Soupçons de corruption au Parlement européen: le choc et des questions

Après la révélation d'une affaire de corruption de grande ampleur entre des eurodéputés et le Qatar, qui a notamment conduit à l'inculpation de la vice-présidente du Parlement, Eva Kaili, les interrogations se multiplient. À Strasbourg, la session parlementaire qui s'ouvre, ce lundi 12 décembre, risque d'être mouvementée. Pour la présidente de la Commission européenne, Ursula von der Leyen, les soupçons de corruption au sein du Parlement européen sont « très graves ».

 

Après le choc, les questions se bousculent au lendemain de l'inculpation et de l'arrestation dimanche, à Bruxelles, de la vice-présidente du Parlement, la Grecque Eva Kaili pour des faits présumés de « corruption ». Qui était au courant ? Comment la procédure judiciaire va-t-elle se dérouler ? 

« Une enquête est en cours et nous la suivons », a précisé, prudent, le chef de la diplomatie européenne Josep Borrell, jugeant « très préoccupantes » les informations sur cette affaire alors que l'onde de choc continue à s'étendre.

La présidente du Parlement européen, Roberta Metsola, a annoncé une « enquête interne pour examiner tous les faits liés au Parlement » européen et faire en sorte que l'institution se réforme. « Il n'y aura aucune impunité (...) rien ne sera mis sous le tapis », a-t-elle promis.

« Un incident incroyable qui doit être élucidé »

« Il s'agit vraiment d'un incident incroyable qui doit maintenant être élucidé sans équivoque et avec toute la rigueur de la loi, car il en va aussi et surtout de la crédibilité de l'Europe », a de son côté estimé la ministre allemande des Affaires étrangères, Annalena Baerbock. « C'est un scandale sur lequel nous devons faire éclater la vérité afin que nous puissions nous assurer que cela ne se reproduise pas », a pour sa part insisté le chef de la diplomatie irlandaise, Simon Coveney. 

L'affaire porte sur de gros versements qu'aurait effectués le Qatar pour influencer des décisions au sein de cette grande institution de l'Union européenne. Trois autres personnes ont été également écrouées par la justice belge, deux jours après leur interpellation. Selon la presse belge, l'ancien eurodéputé italien Pier-Antonio Panzeri, désormais à la tête de l'ONG Fight Impunity, a, lui aussi, été écroué dimanche.

Dans les rangs du Parlement européen, l'eurodéputé allemand Verts Daniel Freund se dit très surpris par l'ampleur de l'affaire.
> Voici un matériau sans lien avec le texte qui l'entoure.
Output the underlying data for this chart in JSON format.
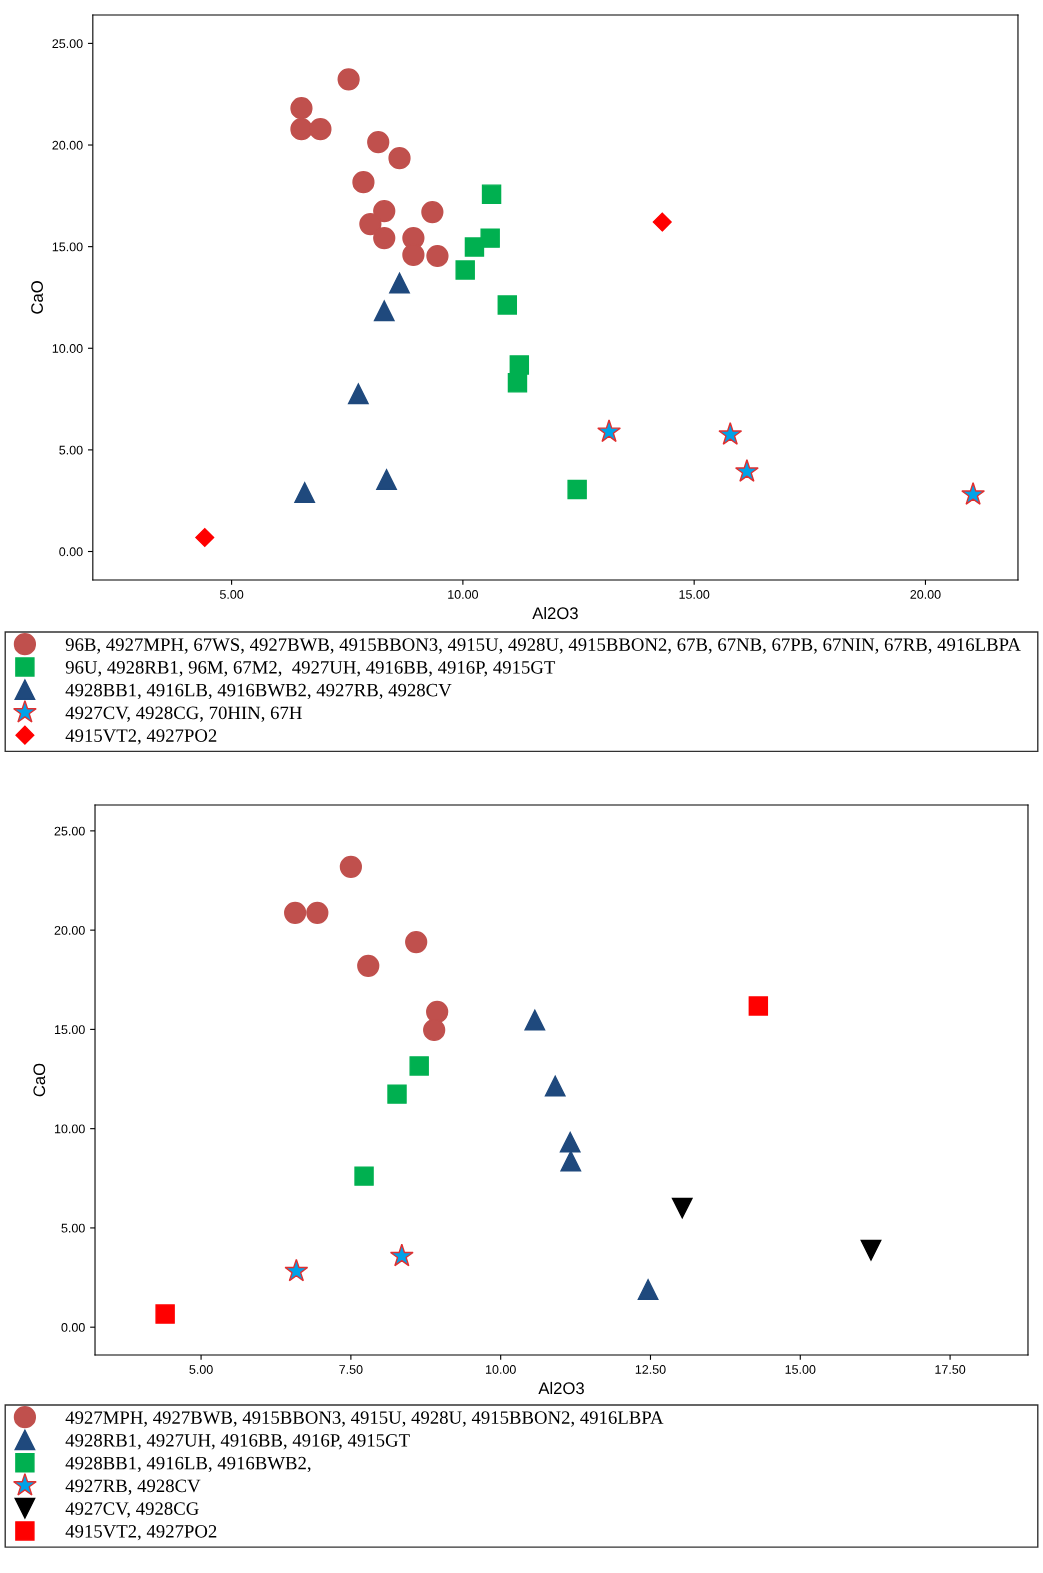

C'est du jamais vu dans cette institution, selon lui. « On sait que depuis des années, il y a différents États qui ont essayé d’influencer, entre autres avec de la corruption, les positions de l’Union européenne, mais aussi du Parlement européen : on a vu tout ce qu’a fait l’Azerbaïdjan, on a vu la Russie, d’autres États. Mais l’ampleur ici est quand même surprenante, pointe-t-il. Maintenant, on attend de voir ce que les enquêtes vont révéler. » Et il craint que cette affaire touche aussi d'autres députés. 
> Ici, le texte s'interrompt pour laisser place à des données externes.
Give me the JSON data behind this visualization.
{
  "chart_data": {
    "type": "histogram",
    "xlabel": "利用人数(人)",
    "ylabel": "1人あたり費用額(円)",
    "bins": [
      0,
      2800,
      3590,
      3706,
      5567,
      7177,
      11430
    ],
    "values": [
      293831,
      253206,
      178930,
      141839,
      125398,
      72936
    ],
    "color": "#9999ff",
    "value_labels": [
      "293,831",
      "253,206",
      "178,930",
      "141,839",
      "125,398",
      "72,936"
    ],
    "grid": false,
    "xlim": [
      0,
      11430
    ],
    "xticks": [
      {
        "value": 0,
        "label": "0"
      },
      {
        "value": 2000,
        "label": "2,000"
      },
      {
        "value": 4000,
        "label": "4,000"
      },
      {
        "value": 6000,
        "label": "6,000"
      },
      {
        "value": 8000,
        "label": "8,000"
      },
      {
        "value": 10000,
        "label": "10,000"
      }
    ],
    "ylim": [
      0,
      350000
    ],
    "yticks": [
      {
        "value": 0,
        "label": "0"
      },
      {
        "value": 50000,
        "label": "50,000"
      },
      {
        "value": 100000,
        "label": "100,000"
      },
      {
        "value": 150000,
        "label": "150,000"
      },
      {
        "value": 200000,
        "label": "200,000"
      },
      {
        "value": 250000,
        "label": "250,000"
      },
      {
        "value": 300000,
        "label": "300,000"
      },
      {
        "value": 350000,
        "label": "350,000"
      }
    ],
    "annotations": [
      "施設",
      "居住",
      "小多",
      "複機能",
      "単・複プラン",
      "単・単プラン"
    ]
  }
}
Eva Kaili n'a pas pu bénéficier de son immunité parlementaire, car l'infraction qui lui est reprochée a été constatée « en flagrant délit » : des « sacs de billets » ont été retrouvés dans l'appartement de l'élue socialiste au cours d'une perquisition.

« Des réformes et un renforcement des règles éthiques »

Et maintenant, que va-t-il se passer au Parlement ? Une session parlementaire s'ouvre ce lundi à Strasbourg, et elle promet d'être agitée. « L’ensemble des membres du Parlement européen vont essayer de comprendre quels types de décisions ont pu être influencées par cet argent arrivant du Qatar, estime Juliette Lelieur, professeure de droit pénal à Strasbourg et spécialiste des questions de corruption. Ils vont passer en revue toutes les décisions qui pourraient avoir un lien avec le Qatar, et qu’ils ont prises dans le passé, et essayer de se demander à quel moment l’influence a pu avoir lieu. »

« Ce que l’on peut attendre, c’est qu’il y ait une vraie prise en main politique de ce scandale, et que sans attendre, il y ait des prises de position fortes des institutions européennes, espère Elsa Foucraut, consultante spécialiste de la lutte contre la corruption et enseignante à Sciences Po. Et puis, surtout, que des perspectives de réformes, de renforcement des règles éthiques soient annoncées assez rapidement. On a tendance en général à dire qu’il y a deux types de scandales : des scandales apprenants et non-apprenants. Et donc, tout ce que l’on peut espérer, c’est que pour ce scandale de corruption, l’enquête puisse aller au bout de manière indépendante, et puis que ce soit un scandale apprenant, c’est-à-dire un scandale qui va contribuer à renforcer les règles institutionnelles. »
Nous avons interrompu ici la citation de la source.